The advent of all these semi-portable analog synthesisers, drum machines and of course the invention of the Tascam four-track recorder in 1979 changed everything. Musicians and non-musicians alike were making music at home. Many of these artists did it just for fun. As time goes by and the internet brings these small underground pockets from around the world closer together, more people and recordings come out of the woodwork. It feels pretty endless to me. Also, as more and more records are released, artists who would've looked back at what they referred to as the "junk" they recorded in their bedrooms when they were 16 are now seeing that this sort of music is actually celebrated. They finally feel comfortable dusting off and transferring their tapes.

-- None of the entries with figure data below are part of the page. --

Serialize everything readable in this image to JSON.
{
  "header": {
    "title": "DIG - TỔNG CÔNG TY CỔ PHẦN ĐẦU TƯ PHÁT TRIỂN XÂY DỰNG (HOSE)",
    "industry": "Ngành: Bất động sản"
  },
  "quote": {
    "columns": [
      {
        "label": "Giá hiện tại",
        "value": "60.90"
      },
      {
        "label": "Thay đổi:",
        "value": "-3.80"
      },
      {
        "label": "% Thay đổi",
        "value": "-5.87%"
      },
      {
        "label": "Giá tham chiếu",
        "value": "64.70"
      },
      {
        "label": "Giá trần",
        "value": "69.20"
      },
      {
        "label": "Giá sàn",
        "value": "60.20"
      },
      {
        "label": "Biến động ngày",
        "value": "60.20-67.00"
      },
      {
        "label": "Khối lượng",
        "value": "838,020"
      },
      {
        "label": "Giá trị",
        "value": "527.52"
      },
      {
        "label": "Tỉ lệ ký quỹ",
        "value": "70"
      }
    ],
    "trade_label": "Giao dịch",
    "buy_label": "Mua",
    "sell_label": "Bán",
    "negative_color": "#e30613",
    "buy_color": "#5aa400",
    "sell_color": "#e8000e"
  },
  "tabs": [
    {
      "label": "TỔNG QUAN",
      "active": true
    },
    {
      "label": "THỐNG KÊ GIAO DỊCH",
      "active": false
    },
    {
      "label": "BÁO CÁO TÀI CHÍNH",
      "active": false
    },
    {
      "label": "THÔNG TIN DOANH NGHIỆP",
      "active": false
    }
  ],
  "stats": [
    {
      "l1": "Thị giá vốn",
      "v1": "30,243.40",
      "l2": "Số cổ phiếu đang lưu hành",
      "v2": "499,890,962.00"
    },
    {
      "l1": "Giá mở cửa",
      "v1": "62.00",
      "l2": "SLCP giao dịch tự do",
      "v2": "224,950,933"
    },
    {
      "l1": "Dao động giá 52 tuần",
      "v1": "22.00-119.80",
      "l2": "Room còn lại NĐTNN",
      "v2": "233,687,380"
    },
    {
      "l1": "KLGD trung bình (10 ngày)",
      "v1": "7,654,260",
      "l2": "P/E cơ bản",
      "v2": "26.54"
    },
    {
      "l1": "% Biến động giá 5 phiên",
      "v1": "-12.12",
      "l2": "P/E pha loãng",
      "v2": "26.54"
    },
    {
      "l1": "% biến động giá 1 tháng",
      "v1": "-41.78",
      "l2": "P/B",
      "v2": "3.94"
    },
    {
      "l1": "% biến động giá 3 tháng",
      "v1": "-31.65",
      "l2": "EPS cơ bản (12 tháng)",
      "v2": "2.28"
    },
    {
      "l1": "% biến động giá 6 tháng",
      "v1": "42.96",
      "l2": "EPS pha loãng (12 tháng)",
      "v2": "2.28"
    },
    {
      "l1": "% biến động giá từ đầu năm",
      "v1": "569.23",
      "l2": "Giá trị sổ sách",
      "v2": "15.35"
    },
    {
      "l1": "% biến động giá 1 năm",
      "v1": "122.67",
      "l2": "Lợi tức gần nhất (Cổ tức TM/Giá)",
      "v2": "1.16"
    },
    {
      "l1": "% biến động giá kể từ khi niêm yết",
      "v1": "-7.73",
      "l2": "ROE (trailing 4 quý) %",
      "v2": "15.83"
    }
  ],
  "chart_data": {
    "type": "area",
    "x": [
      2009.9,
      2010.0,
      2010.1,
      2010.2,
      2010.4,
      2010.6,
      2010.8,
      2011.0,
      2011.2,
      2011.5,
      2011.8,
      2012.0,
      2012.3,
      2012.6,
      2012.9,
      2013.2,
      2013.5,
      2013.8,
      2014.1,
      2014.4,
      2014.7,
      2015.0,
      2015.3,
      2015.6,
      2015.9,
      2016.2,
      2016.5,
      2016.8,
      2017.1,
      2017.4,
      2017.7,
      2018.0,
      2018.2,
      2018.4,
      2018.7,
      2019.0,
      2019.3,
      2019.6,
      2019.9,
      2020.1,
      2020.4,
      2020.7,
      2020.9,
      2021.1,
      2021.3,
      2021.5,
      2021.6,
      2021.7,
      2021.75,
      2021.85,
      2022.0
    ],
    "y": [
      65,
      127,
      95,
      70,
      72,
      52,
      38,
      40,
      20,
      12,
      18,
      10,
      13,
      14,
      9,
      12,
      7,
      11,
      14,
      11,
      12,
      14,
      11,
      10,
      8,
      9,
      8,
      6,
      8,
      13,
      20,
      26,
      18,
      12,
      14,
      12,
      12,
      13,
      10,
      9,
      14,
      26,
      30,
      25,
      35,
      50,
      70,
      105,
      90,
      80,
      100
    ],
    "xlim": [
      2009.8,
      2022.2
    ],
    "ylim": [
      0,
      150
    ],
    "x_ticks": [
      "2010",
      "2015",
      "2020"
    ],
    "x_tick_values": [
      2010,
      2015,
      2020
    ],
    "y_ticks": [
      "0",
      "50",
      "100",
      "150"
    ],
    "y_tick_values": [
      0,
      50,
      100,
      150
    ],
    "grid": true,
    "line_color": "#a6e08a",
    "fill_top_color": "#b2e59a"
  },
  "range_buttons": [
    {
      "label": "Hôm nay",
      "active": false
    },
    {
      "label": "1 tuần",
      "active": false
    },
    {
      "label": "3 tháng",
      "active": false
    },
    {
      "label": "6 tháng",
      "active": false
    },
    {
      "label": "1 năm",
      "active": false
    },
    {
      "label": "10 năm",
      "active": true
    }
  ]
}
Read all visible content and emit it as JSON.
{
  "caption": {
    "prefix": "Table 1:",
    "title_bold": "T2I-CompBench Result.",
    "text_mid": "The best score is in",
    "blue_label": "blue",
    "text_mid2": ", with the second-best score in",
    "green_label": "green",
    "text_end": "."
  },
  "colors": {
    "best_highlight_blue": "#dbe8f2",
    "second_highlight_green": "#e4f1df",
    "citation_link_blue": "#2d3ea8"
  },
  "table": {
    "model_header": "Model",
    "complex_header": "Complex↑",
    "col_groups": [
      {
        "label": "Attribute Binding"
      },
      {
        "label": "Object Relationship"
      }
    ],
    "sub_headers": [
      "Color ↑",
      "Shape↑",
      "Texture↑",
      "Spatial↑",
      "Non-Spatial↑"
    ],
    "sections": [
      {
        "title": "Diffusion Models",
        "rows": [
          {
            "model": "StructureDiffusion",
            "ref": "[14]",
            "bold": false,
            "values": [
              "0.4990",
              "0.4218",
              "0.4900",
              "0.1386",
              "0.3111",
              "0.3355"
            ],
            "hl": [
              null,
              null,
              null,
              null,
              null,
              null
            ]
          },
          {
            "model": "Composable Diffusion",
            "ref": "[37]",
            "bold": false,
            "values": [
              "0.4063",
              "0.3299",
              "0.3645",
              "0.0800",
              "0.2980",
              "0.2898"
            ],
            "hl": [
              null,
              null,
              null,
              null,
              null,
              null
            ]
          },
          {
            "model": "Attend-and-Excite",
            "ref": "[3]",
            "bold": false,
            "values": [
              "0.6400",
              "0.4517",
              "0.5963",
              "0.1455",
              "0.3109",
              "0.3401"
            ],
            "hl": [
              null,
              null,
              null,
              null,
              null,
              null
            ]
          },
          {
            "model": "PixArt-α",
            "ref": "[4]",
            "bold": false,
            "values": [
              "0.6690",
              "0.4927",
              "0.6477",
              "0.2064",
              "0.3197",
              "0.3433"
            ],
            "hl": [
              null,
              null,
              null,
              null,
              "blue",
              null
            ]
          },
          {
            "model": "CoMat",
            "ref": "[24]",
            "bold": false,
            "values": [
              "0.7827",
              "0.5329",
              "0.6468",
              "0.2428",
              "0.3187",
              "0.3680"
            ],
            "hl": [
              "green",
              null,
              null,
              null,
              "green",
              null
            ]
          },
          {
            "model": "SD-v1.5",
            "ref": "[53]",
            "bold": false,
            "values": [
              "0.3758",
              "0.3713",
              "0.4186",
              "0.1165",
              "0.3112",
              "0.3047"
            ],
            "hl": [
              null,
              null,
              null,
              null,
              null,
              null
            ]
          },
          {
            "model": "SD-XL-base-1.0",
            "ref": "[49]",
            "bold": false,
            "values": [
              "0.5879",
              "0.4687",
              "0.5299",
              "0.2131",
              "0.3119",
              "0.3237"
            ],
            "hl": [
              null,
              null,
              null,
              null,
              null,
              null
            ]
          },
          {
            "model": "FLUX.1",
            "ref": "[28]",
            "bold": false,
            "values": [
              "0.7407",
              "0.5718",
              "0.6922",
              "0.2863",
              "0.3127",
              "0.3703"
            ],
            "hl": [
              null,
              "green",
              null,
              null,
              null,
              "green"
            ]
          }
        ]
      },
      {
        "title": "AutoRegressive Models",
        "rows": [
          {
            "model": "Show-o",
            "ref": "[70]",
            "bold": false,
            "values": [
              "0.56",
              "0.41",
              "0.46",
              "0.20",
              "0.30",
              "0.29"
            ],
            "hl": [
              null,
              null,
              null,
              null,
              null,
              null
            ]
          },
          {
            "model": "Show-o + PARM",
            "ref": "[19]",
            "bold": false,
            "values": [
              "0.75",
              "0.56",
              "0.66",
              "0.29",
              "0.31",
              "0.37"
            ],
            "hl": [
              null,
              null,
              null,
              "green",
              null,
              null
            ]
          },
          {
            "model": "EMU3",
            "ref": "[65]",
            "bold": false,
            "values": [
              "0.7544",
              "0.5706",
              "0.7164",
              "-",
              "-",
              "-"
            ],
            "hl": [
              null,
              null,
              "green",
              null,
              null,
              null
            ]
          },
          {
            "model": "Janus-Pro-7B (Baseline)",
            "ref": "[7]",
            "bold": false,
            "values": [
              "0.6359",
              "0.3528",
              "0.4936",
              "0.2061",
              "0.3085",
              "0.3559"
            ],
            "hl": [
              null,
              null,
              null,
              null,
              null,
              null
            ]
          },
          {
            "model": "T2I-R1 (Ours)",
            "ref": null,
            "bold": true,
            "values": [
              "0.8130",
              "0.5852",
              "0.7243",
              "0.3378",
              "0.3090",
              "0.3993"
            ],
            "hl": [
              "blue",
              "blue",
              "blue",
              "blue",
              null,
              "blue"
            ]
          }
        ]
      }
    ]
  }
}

You recorded your solo debut, In Silhouette, back in 2004 as part of a "sonic diary of daily adventures," with no intention of releasing it. As someone who has championed so many lesser-known old and new acts, where does your personal studio process fit into that? Can we expect to hear more?
I always felt like a hobbyist when it came to music, even though I studied and played piano as a child. For me, making music without an end point in mind made the most sense. The process was what interested me. I recorded many tracks over the years, these "sonic diaries," especially over the four-year period leading up to 2005, the year I founded the label. Then I left them there. There's definitely a link between my music and the bands I have released as I can identify with them. They made music from the heart, they weren't in it to be known. As far as another release, yes that will come for sure. It's just a question of time.
What are you up to next?
Next week, I will start work on the plans for my live set which will debut at Primavera Sound in Barcelona on June 1st. I will be incorporating the old analog drum machines and synthesisers as well as bass guitar and my voice. I also plan to use my original recordings as source material. In a way, I will be picking up where I left off in 2005 through the process of producing this live set. I'm very excited to create and explore this new medium for myself in terms of performing and bringing it to the stage.